The polymerase chain reaction method is used to quantify nucleic acids by amplifying a nucleic acid molecule with the enzyme DNA polymerase.[2] Conventional PCR is based on the theory that amplification is exponential. Therefore, nucleic acids may be quantified by comparing the number of amplification cycles and amount of PCR end-product to those of a reference sample. However, many factors complicate this calculation, creating uncertainties and inaccuracies. These factors include the following: initial amplification cycles may not be exponential; PCR amplification eventually plateaus after an uncertain number of cycles; and low initial concentrations of target nucleic acid molecules may not amplify to detectable levels. However, the most significant limitation of PCR is that PCR amplification efficiency in a sample of interest may be different from that of reference samples. Since PCR is an exponential process, only twofold differences in amplification can be observed, greatly impacting the validity and precision of the results.
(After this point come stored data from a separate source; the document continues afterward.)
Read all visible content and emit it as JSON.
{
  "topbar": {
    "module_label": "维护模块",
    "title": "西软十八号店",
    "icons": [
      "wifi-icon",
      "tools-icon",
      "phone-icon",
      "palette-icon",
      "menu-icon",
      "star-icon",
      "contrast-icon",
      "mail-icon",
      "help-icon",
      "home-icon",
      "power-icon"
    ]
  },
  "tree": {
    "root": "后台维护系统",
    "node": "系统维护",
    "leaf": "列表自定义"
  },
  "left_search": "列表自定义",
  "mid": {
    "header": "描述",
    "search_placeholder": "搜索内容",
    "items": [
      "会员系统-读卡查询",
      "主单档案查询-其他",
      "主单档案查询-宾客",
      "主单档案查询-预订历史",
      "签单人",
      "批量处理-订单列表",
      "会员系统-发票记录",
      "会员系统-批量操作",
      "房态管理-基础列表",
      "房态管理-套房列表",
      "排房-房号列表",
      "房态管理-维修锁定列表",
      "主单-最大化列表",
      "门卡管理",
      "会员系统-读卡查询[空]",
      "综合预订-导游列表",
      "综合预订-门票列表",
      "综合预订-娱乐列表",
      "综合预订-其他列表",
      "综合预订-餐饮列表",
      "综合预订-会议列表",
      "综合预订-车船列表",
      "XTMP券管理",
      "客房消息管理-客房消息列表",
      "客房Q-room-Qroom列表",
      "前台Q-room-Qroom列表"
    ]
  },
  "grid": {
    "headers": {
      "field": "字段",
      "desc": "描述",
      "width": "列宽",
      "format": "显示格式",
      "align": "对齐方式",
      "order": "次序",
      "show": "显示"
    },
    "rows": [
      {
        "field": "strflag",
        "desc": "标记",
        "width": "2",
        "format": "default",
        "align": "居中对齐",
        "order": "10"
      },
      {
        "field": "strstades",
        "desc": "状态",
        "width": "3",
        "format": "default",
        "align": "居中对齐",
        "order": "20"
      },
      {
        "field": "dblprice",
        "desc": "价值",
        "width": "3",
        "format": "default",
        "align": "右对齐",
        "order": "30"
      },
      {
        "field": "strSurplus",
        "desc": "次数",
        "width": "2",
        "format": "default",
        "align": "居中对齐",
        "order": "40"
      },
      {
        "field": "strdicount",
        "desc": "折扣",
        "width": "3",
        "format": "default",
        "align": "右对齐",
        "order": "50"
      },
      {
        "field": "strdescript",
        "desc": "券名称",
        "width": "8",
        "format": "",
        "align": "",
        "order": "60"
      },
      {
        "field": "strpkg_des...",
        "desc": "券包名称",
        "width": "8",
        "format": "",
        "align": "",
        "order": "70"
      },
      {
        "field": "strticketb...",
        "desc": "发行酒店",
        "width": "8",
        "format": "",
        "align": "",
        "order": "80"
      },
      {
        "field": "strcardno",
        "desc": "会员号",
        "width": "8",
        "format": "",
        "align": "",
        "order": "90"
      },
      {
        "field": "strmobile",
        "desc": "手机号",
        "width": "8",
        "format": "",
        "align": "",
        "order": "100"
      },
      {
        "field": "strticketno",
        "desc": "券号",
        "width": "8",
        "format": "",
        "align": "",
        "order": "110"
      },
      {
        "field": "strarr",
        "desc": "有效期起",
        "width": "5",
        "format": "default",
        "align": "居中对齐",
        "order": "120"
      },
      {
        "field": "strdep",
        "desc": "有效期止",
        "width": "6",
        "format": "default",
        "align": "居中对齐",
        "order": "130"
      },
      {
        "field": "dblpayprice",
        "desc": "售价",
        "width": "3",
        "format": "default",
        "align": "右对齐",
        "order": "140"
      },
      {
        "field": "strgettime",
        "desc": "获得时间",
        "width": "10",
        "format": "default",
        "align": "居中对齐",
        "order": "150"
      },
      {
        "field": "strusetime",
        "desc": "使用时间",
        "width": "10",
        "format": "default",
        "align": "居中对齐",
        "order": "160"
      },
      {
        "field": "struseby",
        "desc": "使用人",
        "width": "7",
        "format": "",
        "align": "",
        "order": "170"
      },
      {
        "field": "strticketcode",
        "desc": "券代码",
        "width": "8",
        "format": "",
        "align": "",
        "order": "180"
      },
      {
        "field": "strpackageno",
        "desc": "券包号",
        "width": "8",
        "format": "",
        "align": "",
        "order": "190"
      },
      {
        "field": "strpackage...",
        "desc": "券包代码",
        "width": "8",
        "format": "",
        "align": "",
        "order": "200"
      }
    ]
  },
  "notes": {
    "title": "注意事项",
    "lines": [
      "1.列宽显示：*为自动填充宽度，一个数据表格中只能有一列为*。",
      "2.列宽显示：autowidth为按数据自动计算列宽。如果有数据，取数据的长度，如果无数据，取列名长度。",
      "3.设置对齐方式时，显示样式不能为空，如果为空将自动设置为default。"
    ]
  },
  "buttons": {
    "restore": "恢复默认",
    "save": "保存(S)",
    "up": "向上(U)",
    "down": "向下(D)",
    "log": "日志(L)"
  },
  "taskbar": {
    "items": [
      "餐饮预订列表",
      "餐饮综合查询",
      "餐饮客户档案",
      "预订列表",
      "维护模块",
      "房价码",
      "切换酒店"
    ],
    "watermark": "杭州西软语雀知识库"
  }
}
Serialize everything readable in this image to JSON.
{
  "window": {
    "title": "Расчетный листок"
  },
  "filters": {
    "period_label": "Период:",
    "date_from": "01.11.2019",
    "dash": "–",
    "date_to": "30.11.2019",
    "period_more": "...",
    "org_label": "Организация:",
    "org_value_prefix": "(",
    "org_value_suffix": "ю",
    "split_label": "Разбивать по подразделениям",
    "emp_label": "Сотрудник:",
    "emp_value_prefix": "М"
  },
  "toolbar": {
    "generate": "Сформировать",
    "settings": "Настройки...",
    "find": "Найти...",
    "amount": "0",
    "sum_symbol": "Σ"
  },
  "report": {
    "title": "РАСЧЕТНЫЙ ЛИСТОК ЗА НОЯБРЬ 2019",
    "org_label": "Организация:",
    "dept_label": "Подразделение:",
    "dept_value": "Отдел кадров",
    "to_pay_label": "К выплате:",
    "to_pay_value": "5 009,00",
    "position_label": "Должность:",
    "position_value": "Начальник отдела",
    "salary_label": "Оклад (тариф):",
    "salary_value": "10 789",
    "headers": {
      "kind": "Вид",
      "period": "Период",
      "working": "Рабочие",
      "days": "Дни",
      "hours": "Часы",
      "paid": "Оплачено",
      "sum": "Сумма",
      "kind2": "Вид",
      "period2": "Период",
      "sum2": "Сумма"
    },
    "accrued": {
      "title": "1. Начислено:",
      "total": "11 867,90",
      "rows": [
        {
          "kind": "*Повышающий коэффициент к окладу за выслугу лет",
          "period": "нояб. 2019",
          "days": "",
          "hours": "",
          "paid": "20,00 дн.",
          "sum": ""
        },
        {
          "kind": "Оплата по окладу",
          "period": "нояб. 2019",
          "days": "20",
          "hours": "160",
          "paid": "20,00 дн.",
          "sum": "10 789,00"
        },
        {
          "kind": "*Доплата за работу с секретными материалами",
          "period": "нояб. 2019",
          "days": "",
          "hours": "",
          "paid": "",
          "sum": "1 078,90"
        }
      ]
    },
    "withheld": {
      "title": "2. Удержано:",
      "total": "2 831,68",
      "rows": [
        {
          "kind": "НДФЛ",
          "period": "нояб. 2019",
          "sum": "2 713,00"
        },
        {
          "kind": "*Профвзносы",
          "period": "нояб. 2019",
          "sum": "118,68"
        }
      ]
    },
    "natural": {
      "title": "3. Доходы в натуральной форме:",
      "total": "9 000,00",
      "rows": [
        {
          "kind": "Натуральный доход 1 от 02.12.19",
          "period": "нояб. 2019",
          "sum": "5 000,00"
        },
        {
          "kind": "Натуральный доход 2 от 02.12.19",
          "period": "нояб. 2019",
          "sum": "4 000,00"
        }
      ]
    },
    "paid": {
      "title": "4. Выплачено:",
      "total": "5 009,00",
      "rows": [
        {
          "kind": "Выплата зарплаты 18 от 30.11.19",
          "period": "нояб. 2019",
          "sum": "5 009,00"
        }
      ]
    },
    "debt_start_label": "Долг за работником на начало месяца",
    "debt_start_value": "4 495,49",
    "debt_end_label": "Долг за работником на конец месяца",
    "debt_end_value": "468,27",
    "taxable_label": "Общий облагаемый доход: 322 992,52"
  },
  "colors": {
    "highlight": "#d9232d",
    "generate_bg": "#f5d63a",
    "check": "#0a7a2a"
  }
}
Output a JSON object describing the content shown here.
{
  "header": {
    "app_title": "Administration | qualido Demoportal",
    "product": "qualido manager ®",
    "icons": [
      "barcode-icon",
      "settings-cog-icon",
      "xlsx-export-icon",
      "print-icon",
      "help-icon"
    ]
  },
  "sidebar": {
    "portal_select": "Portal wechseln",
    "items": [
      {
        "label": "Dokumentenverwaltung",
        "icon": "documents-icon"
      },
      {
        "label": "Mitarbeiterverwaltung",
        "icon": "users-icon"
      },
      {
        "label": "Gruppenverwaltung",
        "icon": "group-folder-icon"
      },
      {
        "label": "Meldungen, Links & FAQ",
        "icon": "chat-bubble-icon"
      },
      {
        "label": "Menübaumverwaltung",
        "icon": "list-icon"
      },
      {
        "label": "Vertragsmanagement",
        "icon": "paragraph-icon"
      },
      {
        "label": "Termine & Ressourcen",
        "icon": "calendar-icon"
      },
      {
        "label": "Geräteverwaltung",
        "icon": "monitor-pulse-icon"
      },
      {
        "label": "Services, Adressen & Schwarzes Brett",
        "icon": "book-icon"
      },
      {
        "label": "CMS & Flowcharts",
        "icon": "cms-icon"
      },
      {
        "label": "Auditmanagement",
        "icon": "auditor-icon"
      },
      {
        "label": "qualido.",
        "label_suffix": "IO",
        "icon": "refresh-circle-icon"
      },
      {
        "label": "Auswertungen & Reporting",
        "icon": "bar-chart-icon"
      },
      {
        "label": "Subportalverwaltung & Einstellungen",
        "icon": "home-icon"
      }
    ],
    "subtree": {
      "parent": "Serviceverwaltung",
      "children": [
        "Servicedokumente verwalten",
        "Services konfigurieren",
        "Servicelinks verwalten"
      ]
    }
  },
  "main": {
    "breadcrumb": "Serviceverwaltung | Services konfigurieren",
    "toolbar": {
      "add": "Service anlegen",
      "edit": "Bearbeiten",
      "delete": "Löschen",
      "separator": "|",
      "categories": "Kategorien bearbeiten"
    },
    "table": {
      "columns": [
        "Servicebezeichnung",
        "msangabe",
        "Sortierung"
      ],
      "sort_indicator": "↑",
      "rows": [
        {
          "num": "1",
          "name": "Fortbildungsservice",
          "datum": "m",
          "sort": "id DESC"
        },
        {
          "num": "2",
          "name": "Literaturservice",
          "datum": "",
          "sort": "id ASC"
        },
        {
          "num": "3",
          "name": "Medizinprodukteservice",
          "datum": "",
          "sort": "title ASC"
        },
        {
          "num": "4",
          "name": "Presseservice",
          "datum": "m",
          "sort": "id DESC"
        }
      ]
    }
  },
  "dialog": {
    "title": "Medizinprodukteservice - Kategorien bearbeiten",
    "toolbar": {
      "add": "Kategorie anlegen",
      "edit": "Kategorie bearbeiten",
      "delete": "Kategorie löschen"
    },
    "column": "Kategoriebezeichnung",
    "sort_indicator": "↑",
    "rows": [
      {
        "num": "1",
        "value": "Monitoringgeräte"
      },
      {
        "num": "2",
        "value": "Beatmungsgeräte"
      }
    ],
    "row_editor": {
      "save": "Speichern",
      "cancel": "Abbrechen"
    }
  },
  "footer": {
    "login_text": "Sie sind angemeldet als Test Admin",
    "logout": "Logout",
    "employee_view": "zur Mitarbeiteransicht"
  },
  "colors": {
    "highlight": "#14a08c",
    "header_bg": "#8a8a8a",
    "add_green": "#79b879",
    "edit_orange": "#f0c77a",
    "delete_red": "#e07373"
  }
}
Figure 1. Oil droplets containing fluorescent PCR target molecule
Figure 2. Fraction of positive droplets predict number of target copies per droplet modeled by the Poisson distribution

Instead of performing one reaction per well, dPCR involves partitioning the PCR solution into tens of thousands of nano-liter sized droplets, where a separate PCR reaction takes place in each one.[3][4] A PCR solution is made similarly to a TaqMan assay, which consists of template DNA (or RNA), fluorescence-quencher probes, primers, and a PCR master mix, which contains DNA polymerase, dNTPs, MgCl2, and reaction buffers at optimal concentrations. Several different methods can be used to partition samples, including microwell plates, capillaries, oil emulsion, and arrays of miniaturized chambers with nucleic acid binding surfaces.[5] The PCR solution is divided into smaller reactions and are then made to run PCR individually. After multiple PCR amplification cycles, the samples are checked for fluorescence with a binary readout of “0” or “1”. The fraction of fluorescing droplets is recorded.[4] The partitioning of the sample allows one to estimate the number of different molecules by assuming that the molecule population follows the Poisson distribution, thus accounting for the possibility of multiple target molecules inhabiting a single droplet. Using Poisson's law of small numbers, the distribution of target molecule within the sample can be accurately approximated allowing for a quantification of the target strand in the PCR product.[6] This model simply predicts that as the number of samples containing at least one target molecule increases, the probability of the samples containing more than one target molecule increases. In conventional PCR, the number of PCR amplification cycles is proportional to the starting copy number. Different from many peoples's belief that dPCR provides absolute quantification, digital PCR uses statistical power to provide relative quantification. For example, if Sample A, when assayed in 1 million partitions, gives one positive reaction, it does not mean that the Sample A has one starting molecule.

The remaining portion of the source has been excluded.